Und so ist einer der Gewinner des Parteitags in Hamburg der Fraktionschef Anton Hofreiter. Die Grünen im Bundestag sorgten sich lange um den jungen Nachfolger des politischen Schwergewichts Jürgen Trittin. Zu zahm, zu unerfahren. Mit der Agrarwende hat Hofreiter seine Marke gefunden. Trittin vermissten in Hamburg nur wenige Grüne. Einen „Veggie Day“ lehnten die Parteimitglieder ab.

Zu den Gewinnern zählt auch der grüne Ministerpräsident von Baden-Württemberg, Winfried Kretschmann. Nach der Rechtfertigung seiner umstrittenen Zustimmung zum Asylgesetz der Bundesregierung im Bundesrat erhielt er lange Applaus, einige Delegierte klatschten gar stehend.
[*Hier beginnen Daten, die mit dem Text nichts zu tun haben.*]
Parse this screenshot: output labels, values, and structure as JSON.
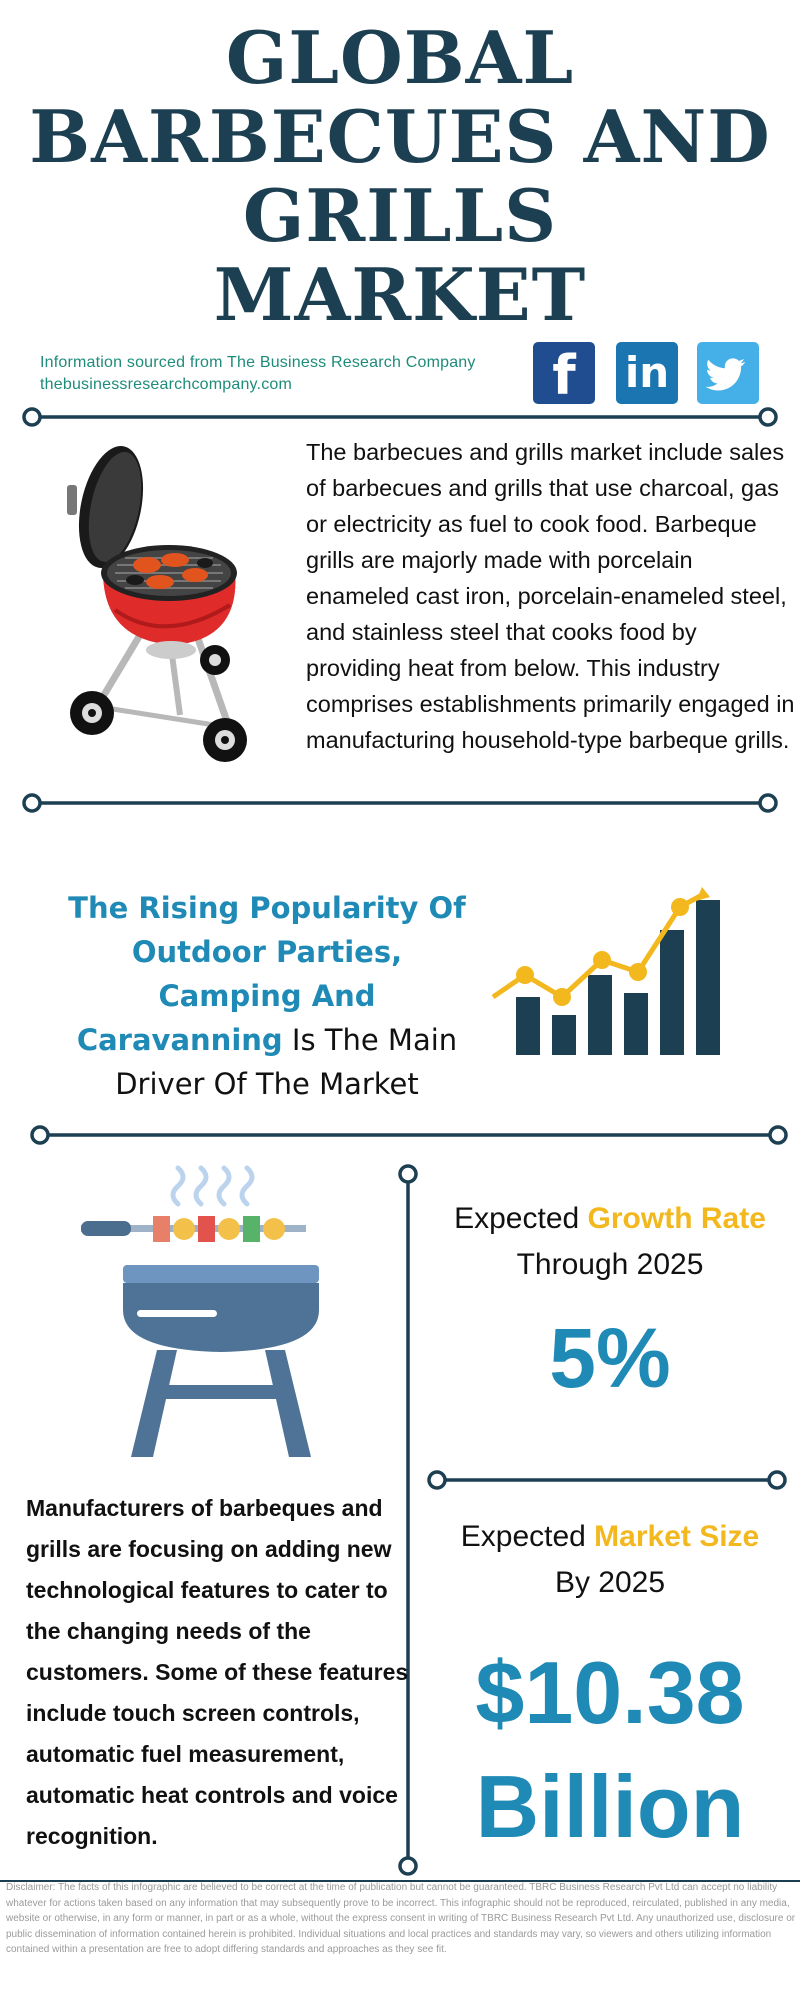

Kretschmann überzeugte vor allem mit einem Satz: „Nur wer Kompromisse macht, kann auch von anderen welche erwarten.“ Es ist eine Sprache, die nicht nach grünem Fundamentalismus klingt. Der Applaus vieler Mitglieder zeigt ein gewachsenes Verständnis der grünen Basis für die Komplexität des Regierens.

Für die Grünen sollte der Parteitag die klaffenden Fronten zwischen den Lagern, aber auch die Meinungsverschiedenheiten quer durch die Lager schließen. Das ist gelungen. Für den Moment jedenfalls. Die Parteiführung sitzt fester im Sattel. Vorerst jedenfalls. Doch der Parteitag hinterlässt Zweifel. Die Debatte um die Waffenlieferungen an die Kurden im Kampf gegen die Terrorgruppe Islamischer Staat hat gezeigt, wie stark die Fronten innerhalb der Grünen noch verlaufen. Die Hälfte stimmte dafür, die andere dagegen. Zudem erklärte Parteichef Cem Özdemir die Grünen kurzerhand zur „Freiheitspartei“, und Kretschmann forderte weniger Wirtschaftsfeindlichkeit von seiner Partei. Doch sowohl Özdemir als auch Kretschmann gaben der Öffentlichkeit in ihren Reden keine Antworten auf Fragen zur Steuerpolitik und Arbeitsmarktpolitik der Grünen. Der Parteitag in Hamburg war vor allem eines: grüne Traumatherapie.